Ousmane Sonko active une task force pour relancer 245 projets d’infrastructures au Sénégal

Ousmane Sonko active une task force pour relancer 245 projets d’infrastructures au Sénégal

Un audit révélateur des blocages dans les infrastructures sénégalaises

Lors d’un Conseil interministériel dédié aux infrastructures, le Premier ministre Ousmane Sonko a dressé un bilan alarmant des projets et actifs publics sénégalais. Sur les 245 infrastructures ou chantiers identifiés, plus de 25 sont achevés mais toujours inutilisés, représentant un investissement de 279 milliards de FCFA. Quinze d’entre eux, jugés prioritaires, pourraient relancer l’économie nationale s’ils étaient mis en service.

Parmi les projets en suspens, 62 des 94 chantiers en cours sont à l’arrêt, nécessitant un financement complémentaire de 973 milliards de FCFA pour être achevés. Les aéroports régionaux de Saint-Louis, Matam et Kolda, ainsi que des infrastructures emblématiques comme le Terminal à conteneurs du Port de Ndayane ou l’Université du Sine-Saloum, figurent parmi les dossiers les plus urgents.

Le gouvernement a également recensé 23 actifs déjà exploités, mais sous-valorisés, pour une valeur estimée à 1 065 milliards de FCFA. À Dakar, 97 biens immobiliers et fonciers de l’État, principalement non exploités, pourraient être recyclés ou vendus, générant potentiellement 132 milliards de FCFA.
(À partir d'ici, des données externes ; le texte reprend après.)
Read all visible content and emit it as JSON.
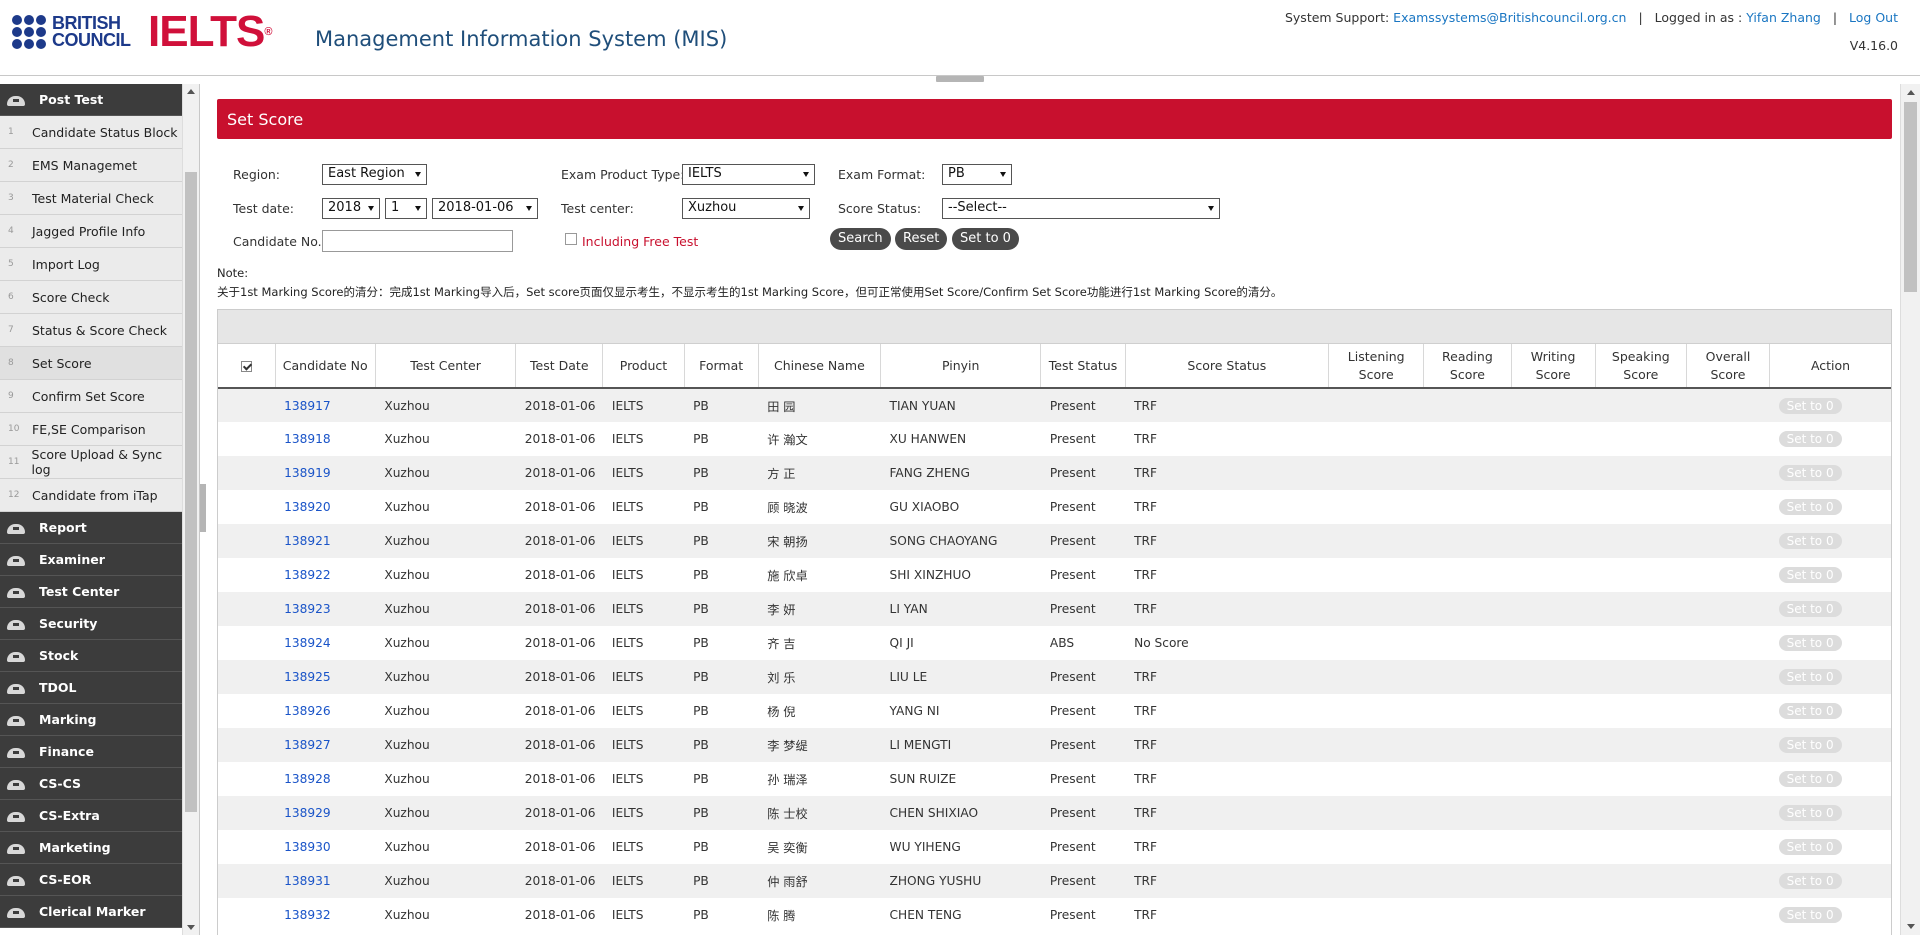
{
  "header": {
    "bc_line1": "BRITISH",
    "bc_line2": "COUNCIL",
    "ielts": "IELTS",
    "title": "Management Information System (MIS)",
    "support_label": "System Support:",
    "support_email": "Examssystems@Britishcouncil.org.cn",
    "logged_label": "Logged in as :",
    "user": "Yifan Zhang",
    "logout": "Log Out",
    "version": "V4.16.0"
  },
  "sidebar": {
    "top_section": "Post Test",
    "items": [
      {
        "num": "1",
        "label": "Candidate Status Block"
      },
      {
        "num": "2",
        "label": "EMS Managemet"
      },
      {
        "num": "3",
        "label": "Test Material Check"
      },
      {
        "num": "4",
        "label": "Jagged Profile Info"
      },
      {
        "num": "5",
        "label": "Import Log"
      },
      {
        "num": "6",
        "label": "Score Check"
      },
      {
        "num": "7",
        "label": "Status & Score Check"
      },
      {
        "num": "8",
        "label": "Set Score"
      },
      {
        "num": "9",
        "label": "Confirm Set Score"
      },
      {
        "num": "10",
        "label": "FE,SE Comparison"
      },
      {
        "num": "11",
        "label": "Score Upload & Sync log"
      },
      {
        "num": "12",
        "label": "Candidate from iTap"
      }
    ],
    "sections": [
      "Report",
      "Examiner",
      "Test Center",
      "Security",
      "Stock",
      "TDOL",
      "Marking",
      "Finance",
      "CS-CS",
      "CS-Extra",
      "Marketing",
      "CS-EOR",
      "Clerical Marker"
    ]
  },
  "page": {
    "title": "Set Score"
  },
  "filters": {
    "region_label": "Region:",
    "region_value": "East Region",
    "product_label": "Exam Product Type:",
    "product_value": "IELTS",
    "format_label": "Exam Format:",
    "format_value": "PB",
    "date_label": "Test date:",
    "year": "2018",
    "month": "1",
    "date": "2018-01-06",
    "center_label": "Test center:",
    "center_value": "Xuzhou",
    "status_label": "Score Status:",
    "status_value": "--Select--",
    "cand_label": "Candidate No.",
    "cand_value": "",
    "free_label": "Including Free Test",
    "search": "Search",
    "reset": "Reset",
    "set0": "Set to 0"
  },
  "note": {
    "label": "Note:",
    "text": "关于1st Marking Score的清分：完成1st Marking导入后，Set score页面仅显示考生，不显示考生的1st Marking Score，但可正常使用Set Score/Confirm Set Score功能进行1st Marking Score的清分。"
  },
  "table": {
    "headers": [
      "",
      "Candidate No",
      "Test Center",
      "Test Date",
      "Product",
      "Format",
      "Chinese Name",
      "Pinyin",
      "Test Status",
      "Score Status",
      "Listening Score",
      "Reading Score",
      "Writing Score",
      "Speaking Score",
      "Overall Score",
      "Action"
    ],
    "action_label": "Set to 0",
    "rows": [
      {
        "no": "138917",
        "center": "Xuzhou",
        "date": "2018-01-06",
        "product": "IELTS",
        "format": "PB",
        "cn": "田 园",
        "pinyin": "TIAN YUAN",
        "status": "Present",
        "score_status": "TRF"
      },
      {
        "no": "138918",
        "center": "Xuzhou",
        "date": "2018-01-06",
        "product": "IELTS",
        "format": "PB",
        "cn": "许 瀚文",
        "pinyin": "XU HANWEN",
        "status": "Present",
        "score_status": "TRF"
      },
      {
        "no": "138919",
        "center": "Xuzhou",
        "date": "2018-01-06",
        "product": "IELTS",
        "format": "PB",
        "cn": "方 正",
        "pinyin": "FANG ZHENG",
        "status": "Present",
        "score_status": "TRF"
      },
      {
        "no": "138920",
        "center": "Xuzhou",
        "date": "2018-01-06",
        "product": "IELTS",
        "format": "PB",
        "cn": "顾 晓波",
        "pinyin": "GU XIAOBO",
        "status": "Present",
        "score_status": "TRF"
      },
      {
        "no": "138921",
        "center": "Xuzhou",
        "date": "2018-01-06",
        "product": "IELTS",
        "format": "PB",
        "cn": "宋 朝扬",
        "pinyin": "SONG CHAOYANG",
        "status": "Present",
        "score_status": "TRF"
      },
      {
        "no": "138922",
        "center": "Xuzhou",
        "date": "2018-01-06",
        "product": "IELTS",
        "format": "PB",
        "cn": "施 欣卓",
        "pinyin": "SHI XINZHUO",
        "status": "Present",
        "score_status": "TRF"
      },
      {
        "no": "138923",
        "center": "Xuzhou",
        "date": "2018-01-06",
        "product": "IELTS",
        "format": "PB",
        "cn": "李 妍",
        "pinyin": "LI YAN",
        "status": "Present",
        "score_status": "TRF"
      },
      {
        "no": "138924",
        "center": "Xuzhou",
        "date": "2018-01-06",
        "product": "IELTS",
        "format": "PB",
        "cn": "齐 吉",
        "pinyin": "QI JI",
        "status": "ABS",
        "score_status": "No Score"
      },
      {
        "no": "138925",
        "center": "Xuzhou",
        "date": "2018-01-06",
        "product": "IELTS",
        "format": "PB",
        "cn": "刘 乐",
        "pinyin": "LIU LE",
        "status": "Present",
        "score_status": "TRF"
      },
      {
        "no": "138926",
        "center": "Xuzhou",
        "date": "2018-01-06",
        "product": "IELTS",
        "format": "PB",
        "cn": "杨 倪",
        "pinyin": "YANG NI",
        "status": "Present",
        "score_status": "TRF"
      },
      {
        "no": "138927",
        "center": "Xuzhou",
        "date": "2018-01-06",
        "product": "IELTS",
        "format": "PB",
        "cn": "李 梦缇",
        "pinyin": "LI MENGTI",
        "status": "Present",
        "score_status": "TRF"
      },
      {
        "no": "138928",
        "center": "Xuzhou",
        "date": "2018-01-06",
        "product": "IELTS",
        "format": "PB",
        "cn": "孙 瑞泽",
        "pinyin": "SUN RUIZE",
        "status": "Present",
        "score_status": "TRF"
      },
      {
        "no": "138929",
        "center": "Xuzhou",
        "date": "2018-01-06",
        "product": "IELTS",
        "format": "PB",
        "cn": "陈 士校",
        "pinyin": "CHEN SHIXIAO",
        "status": "Present",
        "score_status": "TRF"
      },
      {
        "no": "138930",
        "center": "Xuzhou",
        "date": "2018-01-06",
        "product": "IELTS",
        "format": "PB",
        "cn": "吴 奕衡",
        "pinyin": "WU YIHENG",
        "status": "Present",
        "score_status": "TRF"
      },
      {
        "no": "138931",
        "center": "Xuzhou",
        "date": "2018-01-06",
        "product": "IELTS",
        "format": "PB",
        "cn": "仲 雨舒",
        "pinyin": "ZHONG YUSHU",
        "status": "Present",
        "score_status": "TRF"
      },
      {
        "no": "138932",
        "center": "Xuzhou",
        "date": "2018-01-06",
        "product": "IELTS",
        "format": "PB",
        "cn": "陈 腾",
        "pinyin": "CHEN TENG",
        "status": "Present",
        "score_status": "TRF"
      }
    ]
  }
}
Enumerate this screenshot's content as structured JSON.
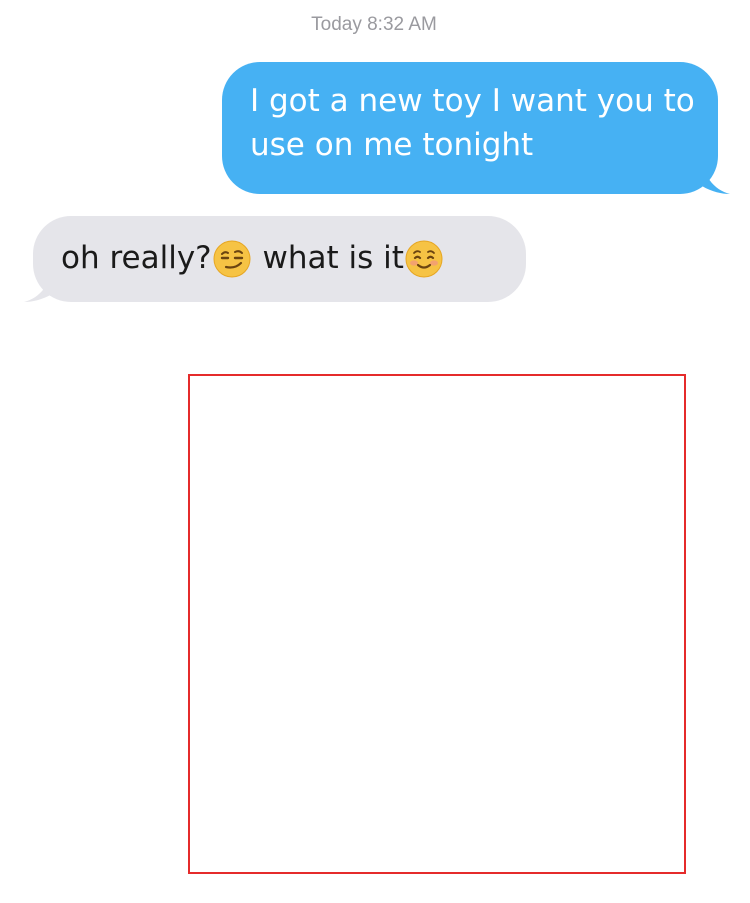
{
  "conversation": {
    "timestamp": "Today 8:32 AM",
    "messages": [
      {
        "direction": "outgoing",
        "text": "I got a new toy I want you to use on me tonight"
      },
      {
        "direction": "incoming",
        "parts": [
          "oh really?",
          " what is it"
        ],
        "emojis": [
          "smirking-face",
          "smiling-face"
        ]
      }
    ]
  },
  "colors": {
    "outgoing_bubble": "#46b1f3",
    "incoming_bubble": "#e5e5ea",
    "timestamp_text": "#9a9a9f",
    "frame_border": "#e52b2b"
  }
}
Une task force dédiée pour accélérer les solutions

Face à ces constats, Ousmane Sonko a ordonné la création immédiate d’un comité de suivi, placé sous sa présidence. Cette task force interministérielle aura pour mission de proposer des solutions concrètes pour débloquer les projets, notamment en clarifiant les modèles de gestion, en résolvant les litiges juridiques et en optimisant les partenariats public-privé.

Parmi les axes prioritaires : la finalisation des infrastructures portuaires et maritimes (Foundiougne, Soumbédioune, Ndangane), la valorisation des Maisons de la Jeunesse et de la Citoyenneté, ainsi que la mise en service des fermes Naatangué ANIDA et des agropoles de Mpal, Adéane et Dioulacoulon.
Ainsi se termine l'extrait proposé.